Le programme MTA, en sommeil depuis plus d’une décennie, reprend avec force en réponse aux besoins urgents de l’IAF. Le ministère de la Défense prévoit un appel d’offres pour jusqu’à 80 avions de transport moyen, estimé à environ 5 milliards de dollars, selon la politique « Make in India », afin de combler le vide laissé par les An-32 soviétiques et d’alléger partiellement la charge sur les Il-76. Des concurrents étrangers comme l’Embraer C-390 Millennium et le Lockheed Martin C-130J sont en lice, mais ce sont les acteurs privés indiens, avides de montée en puissance, qui représentent le véritable bouleversement. Par ailleurs, le remplacement des Il-76, portant sur 10 à 12 appareils lourds d’ici 2035, a vu l’IAF écarter la version modernisée russe Il-76MD-90A au profit d’alternatives polyvalentes favorisant la production locale plutôt que l’importation de matériels anciens.

Le cas du C-295 illustre parfaitement les défis de HAL. En 2021, un contrat historique de 2,5 milliards de dollars a été attribué à TASL et Airbus pour la production locale de 56 appareils de transport tactique C-295, inaugurant ainsi la première chaîne d’assemblage militaire privée en Inde. L’usine de Vadodara, inaugurée en octobre 2024 par le Premier ministre Narendra Modi, livrera 40 avions sur 15 ans, tandis que 16 ont déjà été fournis directement depuis l’Espagne, avec le dernier lot attendu en août 2025. HAL, pourtant expérimenté dans la fabrication de chasseurs Tejas, n’a pas figuré sur la liste finale, une désillusion révélatrice de l’agilité du secteur privé à nouer rapidement des partenariats internationaux et à développer des chaînes de production efficaces.

Ce revers a renforcé encore la détermination des entreprises privées. La réussite de TASL avec le C-295, qui affiche désormais un taux d’intégration locale supérieur à 75 % sur les derniers appareils, ouvre l’appétit pour des contrats plus ambitieux. Adani Defence, Bharat Forge et Mahindra cherchent à s’associer avec Embraer et Lockheed pour répondre au programme MTA, capitalisant sur leur savoir-faire en assemblage et sur leurs réseaux d’approvisionnement. Avec la volonté du ministère de la Défense de garantir 70 % de valeur ajoutée locale, ces groupes peuvent devancer HAL en alliant transferts technologiques étrangers et sites industriels domestiques, calquant leur stratégie sur celle du C-295. Comme le souligne un analyste du secteur, « les acteurs privés ont goûté à la victoire, ils visent maintenant le festin ».
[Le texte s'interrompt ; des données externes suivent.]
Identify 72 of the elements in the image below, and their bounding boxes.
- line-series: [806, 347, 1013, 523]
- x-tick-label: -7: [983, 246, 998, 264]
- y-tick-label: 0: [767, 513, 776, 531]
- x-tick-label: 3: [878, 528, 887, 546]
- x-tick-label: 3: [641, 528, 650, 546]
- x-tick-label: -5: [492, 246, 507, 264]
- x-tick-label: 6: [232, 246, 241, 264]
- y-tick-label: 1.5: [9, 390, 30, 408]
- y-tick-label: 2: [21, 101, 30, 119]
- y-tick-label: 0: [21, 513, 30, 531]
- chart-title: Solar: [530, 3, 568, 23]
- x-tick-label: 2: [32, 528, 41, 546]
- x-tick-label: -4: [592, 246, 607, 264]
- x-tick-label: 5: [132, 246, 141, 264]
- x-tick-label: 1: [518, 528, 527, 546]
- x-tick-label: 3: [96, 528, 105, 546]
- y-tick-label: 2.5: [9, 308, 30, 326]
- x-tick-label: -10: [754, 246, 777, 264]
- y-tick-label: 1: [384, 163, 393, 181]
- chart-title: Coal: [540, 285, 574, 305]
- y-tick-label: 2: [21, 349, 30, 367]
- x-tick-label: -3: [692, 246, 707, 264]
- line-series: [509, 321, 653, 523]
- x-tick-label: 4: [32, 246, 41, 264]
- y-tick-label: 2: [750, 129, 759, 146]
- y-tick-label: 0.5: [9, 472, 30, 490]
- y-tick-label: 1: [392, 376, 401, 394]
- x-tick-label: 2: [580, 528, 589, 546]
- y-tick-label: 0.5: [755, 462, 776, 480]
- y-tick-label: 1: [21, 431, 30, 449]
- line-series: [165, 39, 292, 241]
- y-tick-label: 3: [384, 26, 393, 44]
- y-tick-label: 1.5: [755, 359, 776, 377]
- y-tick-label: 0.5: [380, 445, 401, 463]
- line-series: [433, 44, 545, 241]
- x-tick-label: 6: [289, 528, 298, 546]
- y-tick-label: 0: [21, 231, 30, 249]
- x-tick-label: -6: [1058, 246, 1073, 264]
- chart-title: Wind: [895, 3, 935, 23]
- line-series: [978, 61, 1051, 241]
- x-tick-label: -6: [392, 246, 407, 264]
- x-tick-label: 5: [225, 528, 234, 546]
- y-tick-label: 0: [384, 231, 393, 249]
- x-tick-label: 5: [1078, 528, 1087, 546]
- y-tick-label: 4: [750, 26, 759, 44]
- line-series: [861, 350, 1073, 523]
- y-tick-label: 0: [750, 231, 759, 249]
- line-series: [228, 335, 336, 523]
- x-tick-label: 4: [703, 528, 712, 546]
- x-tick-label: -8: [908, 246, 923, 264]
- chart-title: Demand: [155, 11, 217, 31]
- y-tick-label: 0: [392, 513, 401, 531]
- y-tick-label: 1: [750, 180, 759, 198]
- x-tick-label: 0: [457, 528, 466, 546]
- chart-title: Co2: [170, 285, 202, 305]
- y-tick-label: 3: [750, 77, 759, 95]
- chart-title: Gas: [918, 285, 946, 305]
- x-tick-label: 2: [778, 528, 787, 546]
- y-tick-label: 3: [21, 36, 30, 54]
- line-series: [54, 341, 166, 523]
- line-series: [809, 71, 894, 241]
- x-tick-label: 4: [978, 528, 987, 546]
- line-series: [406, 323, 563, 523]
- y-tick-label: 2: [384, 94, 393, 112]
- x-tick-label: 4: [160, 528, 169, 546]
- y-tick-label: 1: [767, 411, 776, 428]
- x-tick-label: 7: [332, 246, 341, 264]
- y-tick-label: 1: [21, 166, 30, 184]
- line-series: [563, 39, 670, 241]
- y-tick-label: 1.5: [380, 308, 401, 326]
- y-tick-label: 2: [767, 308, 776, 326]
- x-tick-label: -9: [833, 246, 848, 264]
Pour contrer cette montée en puissance, HAL ne peut se permettre l’immobilisme. L’entreprise doit diversifier son catalogue, jusqu’ici largement centré sur les avions de combat — fraîchement confortée par un contrat de 62 370 crores de roupies pour 97 Tejas Mk1A en septembre 2025 — et prendre le leadership dans le développement d’une gamme indienne de transports. Le projet pourrait débuter par un avion de transport moyen capable d’emporter une charge utile d’environ 30 tonnes, répondant aux exigences du MTA, et s’appuyer sur l’expérience d’HAL avec les modernisations du Dornier 228 et la collaboration sur le projet Regional Transport Aircraft (RTA) des Laboratoires Aérospatiaux Nationaux (NAL). Ce programme pourrait ensuite évoluer vers un appareil lourd de 60 tonnes, destiné à remplacer l’Il-76, avec des conceptions modulaires favorisant la rapidité de prototypage et la maîtrise des coûts.

Même un projet conceptuel ainsi présenté retiendrait l’attention du ministère de la Défense. L’attachement du gouvernement aux plateformes autarciques, illustré par la création en mars 2025 d’une SPV pour la production régionale d’avions et le développement par HAL-NAL du RTA de 90 places, valorise les initiatives audacieuses. Une candidature HAL pour les programmes MTA et Il-76, associée à NAL et intégrant l’électronique embarquée du DRDO, pourrait bénéficier de financements dédiés via les dispositifs iDEX, calqués sur le modèle suivi par le développement du Tejas. Négliger ce secteur transformerait HAL en un acteur historique dépassé, éclipsé par des innovateurs privés qui considèrent les avions de transport comme la prochaine étape après les missiles et les drones.